Wypada zatem przypomnieć, że dla analizowanych zobowiązań podatkowych termin przedawnienia, o którym mowa w art. 70 § 1 O.p. powinien był upłynąć z końcem 2012 r. Stąd w świetle przytoczonego wyroku TK i art. 70 § 6 pkt 1 O.p. należy zweryfikować, czy strona skarżąca najpóźniej w dniu 31 grudnia 2012 r. uzyskała wiedzę o toczącym się postępowaniu w sprawie o przestępstwo skarbowe. Jak bowiem podnosi Dyrektor Izby Skarbowej, stosowne zawiadomienie w tym przedmiocie (z dnia 7 grudnia 2012 r.) zostało doręczone pełnomocnikowi strony skarżącej w dniu 27 grudnia 2012 r. Strona skarżąca podnosi jednak, że doręczenie to było nieskuteczne.

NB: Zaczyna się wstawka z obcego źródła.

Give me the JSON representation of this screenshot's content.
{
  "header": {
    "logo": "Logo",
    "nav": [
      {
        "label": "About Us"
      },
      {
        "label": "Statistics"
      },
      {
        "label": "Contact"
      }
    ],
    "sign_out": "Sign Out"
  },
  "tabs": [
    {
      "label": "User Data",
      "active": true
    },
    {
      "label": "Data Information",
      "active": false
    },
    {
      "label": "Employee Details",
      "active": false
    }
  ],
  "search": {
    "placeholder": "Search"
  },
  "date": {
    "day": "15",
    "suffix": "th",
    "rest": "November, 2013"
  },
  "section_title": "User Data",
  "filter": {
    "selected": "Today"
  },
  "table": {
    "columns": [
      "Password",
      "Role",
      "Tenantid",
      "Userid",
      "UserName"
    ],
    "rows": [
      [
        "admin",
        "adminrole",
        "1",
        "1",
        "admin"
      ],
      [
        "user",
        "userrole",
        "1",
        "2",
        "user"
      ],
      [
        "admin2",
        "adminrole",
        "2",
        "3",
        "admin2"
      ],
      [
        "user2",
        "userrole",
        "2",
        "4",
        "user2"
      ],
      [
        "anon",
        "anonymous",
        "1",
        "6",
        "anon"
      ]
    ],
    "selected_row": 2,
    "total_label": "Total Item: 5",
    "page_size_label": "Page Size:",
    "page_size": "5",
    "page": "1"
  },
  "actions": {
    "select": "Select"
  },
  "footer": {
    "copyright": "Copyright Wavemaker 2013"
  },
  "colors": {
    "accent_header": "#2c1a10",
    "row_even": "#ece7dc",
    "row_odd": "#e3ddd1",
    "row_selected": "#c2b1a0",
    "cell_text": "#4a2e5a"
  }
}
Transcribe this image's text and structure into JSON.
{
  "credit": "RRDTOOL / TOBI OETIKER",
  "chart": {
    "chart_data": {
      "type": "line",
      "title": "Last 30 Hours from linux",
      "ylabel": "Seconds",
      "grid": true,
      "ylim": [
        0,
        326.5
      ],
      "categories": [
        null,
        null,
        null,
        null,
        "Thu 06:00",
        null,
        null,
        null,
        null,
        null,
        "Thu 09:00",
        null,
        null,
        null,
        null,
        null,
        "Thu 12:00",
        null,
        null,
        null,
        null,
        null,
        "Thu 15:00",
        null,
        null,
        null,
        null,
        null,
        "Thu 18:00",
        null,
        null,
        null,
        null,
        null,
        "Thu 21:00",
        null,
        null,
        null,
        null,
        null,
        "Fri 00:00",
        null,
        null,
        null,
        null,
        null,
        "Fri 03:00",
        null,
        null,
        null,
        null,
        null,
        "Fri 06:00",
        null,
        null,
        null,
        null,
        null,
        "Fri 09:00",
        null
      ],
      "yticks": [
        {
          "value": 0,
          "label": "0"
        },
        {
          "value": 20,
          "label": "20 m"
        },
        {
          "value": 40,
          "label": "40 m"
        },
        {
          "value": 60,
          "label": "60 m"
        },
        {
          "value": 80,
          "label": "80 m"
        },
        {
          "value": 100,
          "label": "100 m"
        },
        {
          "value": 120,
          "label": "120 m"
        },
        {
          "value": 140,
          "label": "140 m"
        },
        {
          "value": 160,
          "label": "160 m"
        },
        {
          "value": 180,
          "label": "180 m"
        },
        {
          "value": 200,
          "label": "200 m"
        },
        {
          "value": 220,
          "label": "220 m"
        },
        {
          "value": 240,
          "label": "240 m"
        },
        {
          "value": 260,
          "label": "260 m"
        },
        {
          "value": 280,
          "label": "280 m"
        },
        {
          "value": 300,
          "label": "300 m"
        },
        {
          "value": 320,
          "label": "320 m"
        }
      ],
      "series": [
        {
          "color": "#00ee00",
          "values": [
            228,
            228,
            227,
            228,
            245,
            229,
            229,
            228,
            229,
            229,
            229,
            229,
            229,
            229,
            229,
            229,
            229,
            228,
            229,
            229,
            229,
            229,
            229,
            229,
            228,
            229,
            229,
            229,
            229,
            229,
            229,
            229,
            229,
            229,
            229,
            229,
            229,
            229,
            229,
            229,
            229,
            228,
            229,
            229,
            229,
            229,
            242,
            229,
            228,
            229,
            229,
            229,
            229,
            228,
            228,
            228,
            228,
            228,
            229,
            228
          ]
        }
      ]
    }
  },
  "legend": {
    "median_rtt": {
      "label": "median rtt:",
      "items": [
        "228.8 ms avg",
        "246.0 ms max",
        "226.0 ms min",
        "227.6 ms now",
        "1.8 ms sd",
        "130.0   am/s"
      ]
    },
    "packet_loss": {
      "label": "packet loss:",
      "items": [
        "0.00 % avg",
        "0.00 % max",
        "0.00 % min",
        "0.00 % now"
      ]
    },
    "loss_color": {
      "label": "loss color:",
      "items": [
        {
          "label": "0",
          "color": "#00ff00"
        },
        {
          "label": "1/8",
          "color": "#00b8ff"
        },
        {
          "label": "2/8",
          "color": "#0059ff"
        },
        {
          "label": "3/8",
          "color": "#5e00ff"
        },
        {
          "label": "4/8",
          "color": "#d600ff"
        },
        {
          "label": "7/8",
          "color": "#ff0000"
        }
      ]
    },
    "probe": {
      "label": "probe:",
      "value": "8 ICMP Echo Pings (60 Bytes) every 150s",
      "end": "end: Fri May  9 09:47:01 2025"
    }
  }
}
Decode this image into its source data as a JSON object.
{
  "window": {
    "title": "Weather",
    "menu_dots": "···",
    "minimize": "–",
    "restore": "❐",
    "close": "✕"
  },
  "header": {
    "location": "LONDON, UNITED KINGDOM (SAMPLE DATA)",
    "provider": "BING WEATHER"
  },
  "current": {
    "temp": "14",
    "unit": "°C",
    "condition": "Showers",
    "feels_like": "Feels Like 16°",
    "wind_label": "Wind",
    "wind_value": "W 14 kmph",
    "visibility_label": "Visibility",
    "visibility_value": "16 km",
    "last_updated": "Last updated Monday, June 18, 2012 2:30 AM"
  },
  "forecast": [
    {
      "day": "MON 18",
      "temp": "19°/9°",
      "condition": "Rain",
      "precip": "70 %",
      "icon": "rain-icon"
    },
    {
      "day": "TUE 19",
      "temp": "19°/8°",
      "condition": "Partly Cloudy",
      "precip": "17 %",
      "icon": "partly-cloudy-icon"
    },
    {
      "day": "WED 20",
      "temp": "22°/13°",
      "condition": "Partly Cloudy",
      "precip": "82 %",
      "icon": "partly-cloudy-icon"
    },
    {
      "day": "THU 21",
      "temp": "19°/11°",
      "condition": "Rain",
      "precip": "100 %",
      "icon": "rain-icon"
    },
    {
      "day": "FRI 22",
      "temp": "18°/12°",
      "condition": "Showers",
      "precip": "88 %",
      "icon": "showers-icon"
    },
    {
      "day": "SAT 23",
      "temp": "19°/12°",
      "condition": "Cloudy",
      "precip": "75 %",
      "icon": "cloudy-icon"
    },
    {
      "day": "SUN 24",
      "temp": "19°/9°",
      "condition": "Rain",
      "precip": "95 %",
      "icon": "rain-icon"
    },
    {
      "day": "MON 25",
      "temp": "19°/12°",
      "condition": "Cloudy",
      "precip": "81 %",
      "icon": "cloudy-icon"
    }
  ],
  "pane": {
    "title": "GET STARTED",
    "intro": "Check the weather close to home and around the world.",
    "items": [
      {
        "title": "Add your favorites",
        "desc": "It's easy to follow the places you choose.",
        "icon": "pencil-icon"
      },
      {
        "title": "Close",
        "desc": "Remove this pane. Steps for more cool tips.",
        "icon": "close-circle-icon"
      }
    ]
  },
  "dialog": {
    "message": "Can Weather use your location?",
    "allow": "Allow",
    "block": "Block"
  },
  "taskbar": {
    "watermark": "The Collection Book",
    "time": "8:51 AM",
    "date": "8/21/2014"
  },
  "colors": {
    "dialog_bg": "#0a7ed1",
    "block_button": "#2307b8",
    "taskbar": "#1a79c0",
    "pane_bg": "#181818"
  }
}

Przede wszystkim należy zauważyć, że operator pocztowy podjął w istocie drugą bezpośrednią próbę doręczenia zawiadomienia z dnia 7 grudnia 2012 r. Należy zatem przypomnieć, że w świetle art. 150 O.p., w razie niemożności doręczenia pisma w sposób wskazany w art. 148 § 1 lub art. 149 O.p, operator pocztowy przechowuje pismo przez okres 14 dni w swojej placówce pocztowej. Adresata zawiadamia się dwukrotnie o pozostawaniu pisma w miejscu określonym w § 1. Powtórne zawiadomienie następuje w razie niepodjęcia pisma w terminie 7 dni. Z przepisu tego wynika, że operator pocztowy ma podjąć faktycznie wyłącznie jedną próbę doręczenia przesyłki. W razie niemożności jej doręczenia "za pierwszym razem" pozostawia pierwsze zawiadomienie o możliwości jej podjęcia w placówce pocztowej, a wobec niepodjęcia jej w terminie 7 dni – kolejne zawiadomienie. Przepisy ustawy procesowej nie dają możliwości podejmowania kolejnych prób doręczenia przesyłki, polegających na pobraniu jej z placówki pocztowej przez pracownika operatora i wydaniu komukolwiek poza placówką pocztową. W tym świetle należy zauważyć, że tylko doręczenie dokonane zgodnie z przepisami jest skuteczne i to organ ponosi odpowiedzialność za działania podmiotu, którym posługuje się przy doręczaniu (np. za działania poczty); w przypadku zaistnienia wadliwości w tym zakresie, nie mogą one skutkować negatywnymi konsekwencjami dla podatnika (zob. wyrok WSA w Rzeszowie z dnia 28 sierpnia 2012 r., sygn. akt I SA/Rz 447/12, LEX nr 1216590).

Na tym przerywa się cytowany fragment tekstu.